Для Германии память о войне имеет особое значение. Искупление исторической вины, покаяние перед миром и компенсации за зверства нацистов долго определяли самосознание немцев. Эта моральная ответственность породила особую политическую культуру, основы которой были сформулированы в Западной Германии, а после объединения страны перенесены и в повседневные реалии бывшей ГДР. Ключевыми компонентами этой культуры были принципиальный пацифизм, военная «сдержанность», ограниченность армии и экспорта оружия, отказ от ядерных программ. Милитаристская риторика считалась абсолютным политическим табу. Пришли новые времена. Что видим сейчас?

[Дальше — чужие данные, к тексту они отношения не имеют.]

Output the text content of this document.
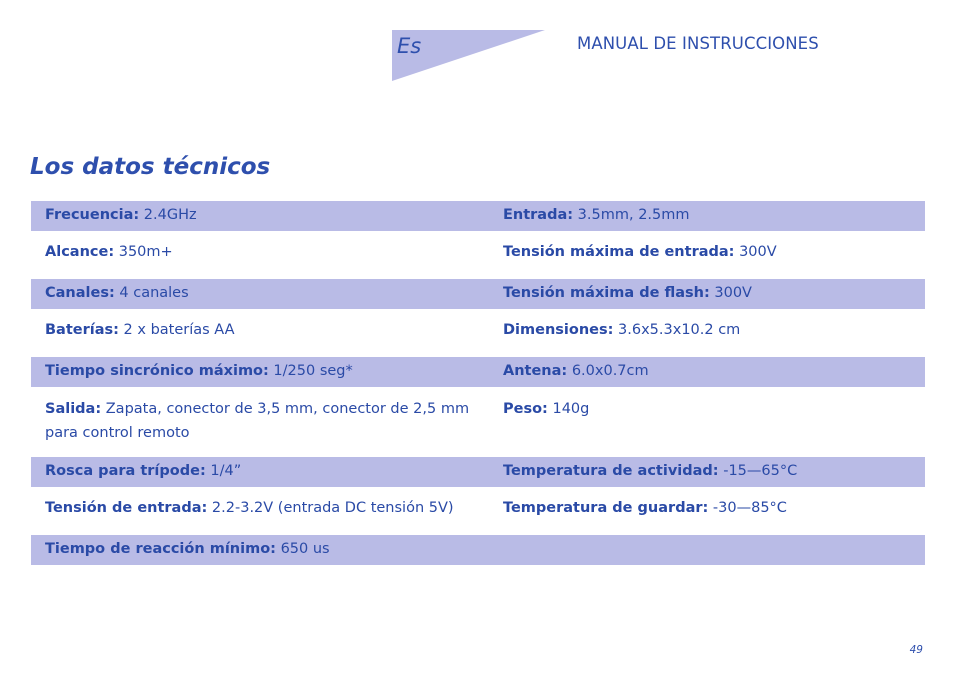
Es	MANUAL DE INSTRUCCIONES
Los datos técnicos
Frecuencia: 2.4GHz	Entrada: 3.5mm, 2.5mm

Alcance: 350m+	Tensión máxima de entrada: 300V

Canales: 4 canales	Tensión máxima de flash: 300V

Baterías: 2 x baterías AA	Dimensiones: 3.6x5.3x10.2 cm

Tiempo sincrónico máximo: 1/250 seg*	Antena: 6.0x0.7cm

Salida: Zapata, conector de 3,5 mm, conector de 2,5 mm para control remoto	Peso: 140g

Rosca para trípode: 1/4”	Temperatura de actividad: -15—65°C

Tensión de entrada: 2.2-3.2V (entrada DC tensión 5V)	Temperatura de guardar: -30—85°C

Tiempo de reacción mínimo: 650 us	

49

Начало российской специальной военной операции (СВО), как заметил экс-канцлер Олаф Шольц, стало «сменой эпох» для ФРГ. Германия принялась стремительно увеличивать траты на перевооружение бундесвера, недавно даже изменила конституцию для наращивания военных расходов. Утратившие былой блеск и богатство крупные автомобильные бренды стали задумываться о перепрофилировании заводов для оборонных нужд. Заговорили даже о том, не нужно ли Германии стать ядерной державой.
Кто и в чём был повинен?
Может казаться, что чувство коллективной вины – это то, что в восприятии немцев сразу же пришло на смену гитлеровской идеологии после денацификации страны. Однако процесс переформатирования общественного сознания был очень болезненным и трудным. При этом основные нарративы формировались в Западной Германии, ведь именно ФРГ объявила себя правопреемницей Третьего рейха. ГДР, созданная на базе советской зоны оккупации, сразу провозгласила себя антифашистским государством, порвав с наследием НСДАП, и разделяла советские подходы к военной мемориальной культуре. В первые послевоенные годы бывшие граждане Третьего рейха находились в состоянии глубочайшей травмы по отношению к собственному недавнему прошлому. Вплоть до конца 1950-х в ФРГ был популярен тезис, что агрессивная внешняя политика национал-социалистов часто поддерживалась западными державами. И союзники, которые также бомбили города и уничтожали мирных людей, не имеют морального права обвинять лишь Германию. Также было распространено убеждение, что вина за преступления нацистов лежит только на высшем руководстве Третьего рейха.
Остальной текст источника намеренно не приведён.